Switzerland has turned down Pakistan’s request to share five-year-old tax information when it starts sharing the data in September 2021.

The refusal has minimized the chances of the Imran Khan-led PTI government for a significant financial recovery. Under the Automatic Exchange of Information, the Swiss government says it will only share the data as much as two years old when the treaty comes into effect in 2021. ------------------------------

As per the Federal Board of Revenue (FBR) officials, Pakistan will get the details of bank accounts for 2020 and onwards.

This means that the country will lose its prospects to recover a large amount of black money stashed in Swiss accounts before 2018.
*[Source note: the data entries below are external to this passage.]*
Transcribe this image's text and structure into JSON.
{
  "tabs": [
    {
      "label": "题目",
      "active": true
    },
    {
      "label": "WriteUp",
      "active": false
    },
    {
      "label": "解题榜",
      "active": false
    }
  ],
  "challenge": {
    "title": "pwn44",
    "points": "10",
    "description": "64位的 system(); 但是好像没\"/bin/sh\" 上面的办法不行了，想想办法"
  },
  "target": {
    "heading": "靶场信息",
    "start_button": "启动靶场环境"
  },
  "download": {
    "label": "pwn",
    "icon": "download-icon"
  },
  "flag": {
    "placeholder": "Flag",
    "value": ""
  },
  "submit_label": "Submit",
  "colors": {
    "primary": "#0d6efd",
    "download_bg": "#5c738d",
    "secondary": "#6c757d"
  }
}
When the two countries began a discussion to sign a new tax treaty in 2018, Pakistan had demanded access to the information with effect from August 2014. Unfortunately, the request was turned down as it had no legal justification. ------------------------------

Last week, the Swiss parliament approved a list of 18 countries, including Pakistan, to be added to the Automatic Exchange List. Under this exchange, the country will share details of the bank accounts held by its citizens from January–December 2020.

The only benefit Pakistan will have from this revised treaty is that Switzerland will no longer be a safe haven for corruption money.